Gabriele Rapetti, ex corteggiatore di Claudio Sona a ‘Uomini e Donne’, sostiene che il tronista veronese sia già fidanzato. Intervistato da ‘Gay.it’ a pochi giorni dalla sua esclusone dal programma, il giovane mette in dubbio la credibilità del primo trono gay della storia della televisione.

Claudio, in tv per cercare l’amore, sarebbe in realtà già fidanzato con un ragazzo veronese. Gabriele sostiene di averlo raccontato alla redazione del talk condotto da Maria De Filippi, che avrebbe finto stupore

Il tronista di Verona è già fidanzato e questo è certo, io lavoro a Verona e lo conosciamo tutti: ora cerca di non farsi vedere in giro con questa persona sino a che il programma non finisce. Ma non ci sto al fatto che la gente da casa venga illusa da questa novità mediatica! Io non sono l’esempio della perfezione e non lo sarò mai, ma chissà perché, quando ho iniziato a far trapelare certe cose, anche con la stessa redazione, l’atteggiamento è stato di “strano stupore” e di “finta indagine” e mi è stato detto che le cose, se sono vere, verranno fuori: ma se non ascoltate chi le cose le sa per certe (e non solo io), non farete venire fuori nulla, perché volete evitare polveroni e perdereste tutti i commenti sui social di quelli che non sanno nulla di tutto questo marcio e continuano a commentare con “che belli, che boni, che emozioni.

“I corteggiatori sono lì per visibilità”.

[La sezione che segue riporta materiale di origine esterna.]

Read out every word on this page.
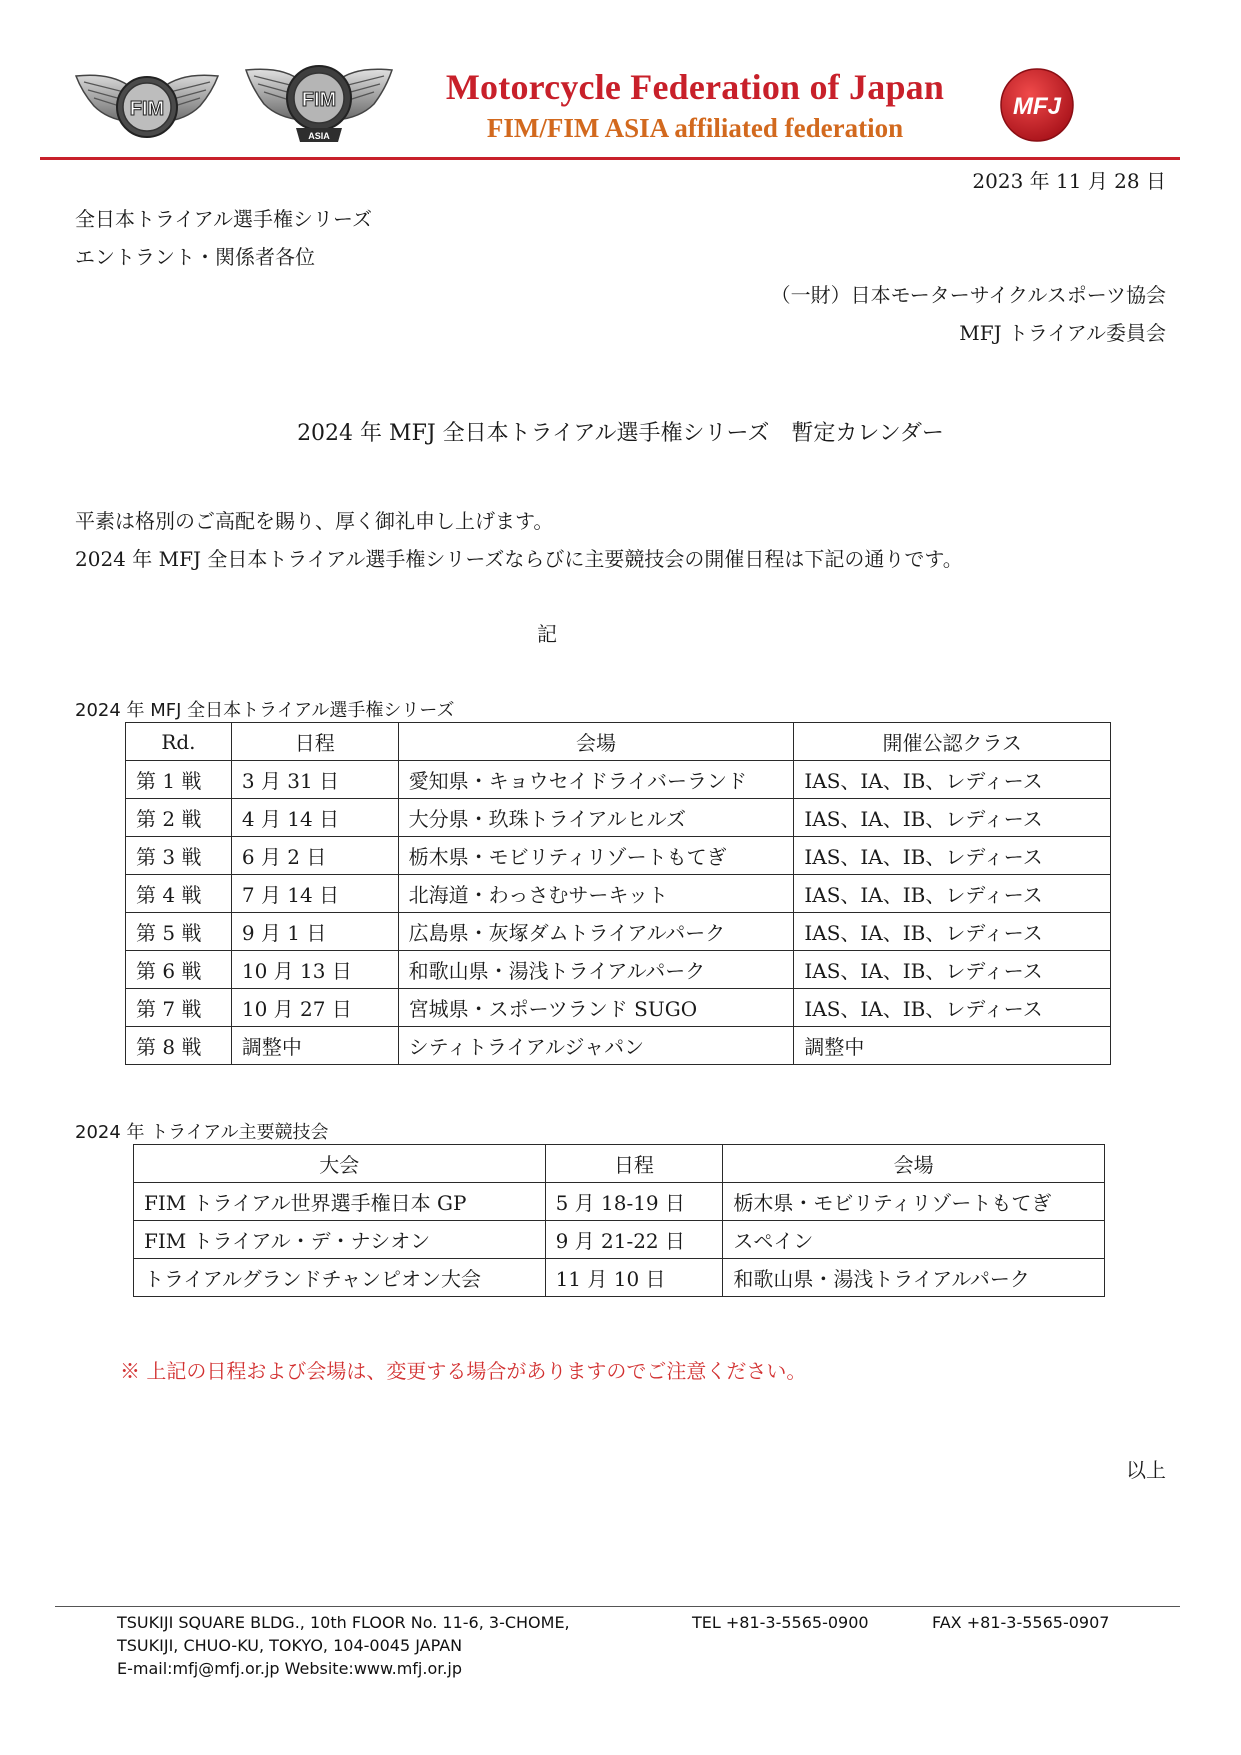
FIM	FIM
ASIA
Motorcycle Federation of Japan
FIM/FIM ASIA affiliated federation
MFJ
2023 年 11 月 28 日
全日本トライアル選手権シリーズ
エントラント・関係者各位
（一財）日本モーターサイクルスポーツ協会
MFJ トライアル委員会
2024 年 MFJ 全日本トライアル選手権シリーズ　暫定カレンダー
平素は格別のご高配を賜り、厚く御礼申し上げます。
2024 年 MFJ 全日本トライアル選手権シリーズならびに主要競技会の開催日程は下記の通りです。
記
2024 年 MFJ 全日本トライアル選手権シリーズ
Rd.	日程	会場	開催公認クラス
第 1 戦	3 月 31 日	愛知県・キョウセイドライバーランド	IAS、IA、IB、レディース
第 2 戦	4 月 14 日	大分県・玖珠トライアルヒルズ	IAS、IA、IB、レディース
第 3 戦	6 月 2 日	栃木県・モビリティリゾートもてぎ	IAS、IA、IB、レディース
第 4 戦	7 月 14 日	北海道・わっさむサーキット	IAS、IA、IB、レディース
第 5 戦	9 月 1 日	広島県・灰塚ダムトライアルパーク	IAS、IA、IB、レディース
第 6 戦	10 月 13 日	和歌山県・湯浅トライアルパーク	IAS、IA、IB、レディース
第 7 戦	10 月 27 日	宮城県・スポーツランド SUGO	IAS、IA、IB、レディース
第 8 戦	調整中	シティトライアルジャパン	調整中
2024 年 トライアル主要競技会
大会	日程	会場
FIM トライアル世界選手権日本 GP	5 月 18-19 日	栃木県・モビリティリゾートもてぎ
FIM トライアル・デ・ナシオン	9 月 21-22 日	スペイン
トライアルグランドチャンピオン大会	11 月 10 日	和歌山県・湯浅トライアルパーク
※ 上記の日程および会場は、変更する場合がありますのでご注意ください。
以上
TSUKIJI SQUARE BLDG., 10th FLOOR No. 11-6, 3-CHOME,
TSUKIJI, CHUO-KU, TOKYO, 104-0045 JAPAN
E-mail:mfj@mfj.or.jp Website:www.mfj.or.jp
TEL +81-3-5565-0900	FAX +81-3-5565-0907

Gabriele sostiene inoltre che anche gli altri corteggiatori sarebbero al corrente della situazione sentimentale di Claudio e che parteciperebbero al primo trono gay di ‘Uomini e Donne’ solo allo scopo di ottenere visibilità

A prescindere dal fatto che non ho avuto molto interesse a conoscere il “tronista” in quanto mi è parso molto burattino e comandato, volevo specificare che i vari DJ e PR sono lì per, testualmente detto, “aumentare i followers delle loro pagine”, con l’aggiunta di “questa tanto è passiva”, “ha già un fidanzato, quindi stasera orge!”, “abbassiamo le mutande con gli autori”, “stiamo lì sino a quando non ci manda via” (e intanto Mediaset spende in biglietti del treno, alberghi, pulmini).

Conclude quindi con un’accusa precisa

Il programma ci sta, ma il contenuto dei partecipanti è illusorio e finto. La redazione ha fatto un lavoro di selezione di alcuni mesi, come mai sono restate persone a cui non gliene frega un cazzo di conoscere qualcuno, che vanno in giro la sera a fare le peggiori porcate o scrivono ancora sulle chat con profili anonimi? Perché le selezioni non le hanno fatte gli stessi autori degli altri troni? Perché affidare questa responsabilità a chi è infiltrato nel mondo gay, quello marcio, e non a uno normale, comune, con una vita magari anche monotona ma che viva veramente di sentimenti e emozioni non influenzate dalla voglia di Instagram, Facebook, Grindr e blog?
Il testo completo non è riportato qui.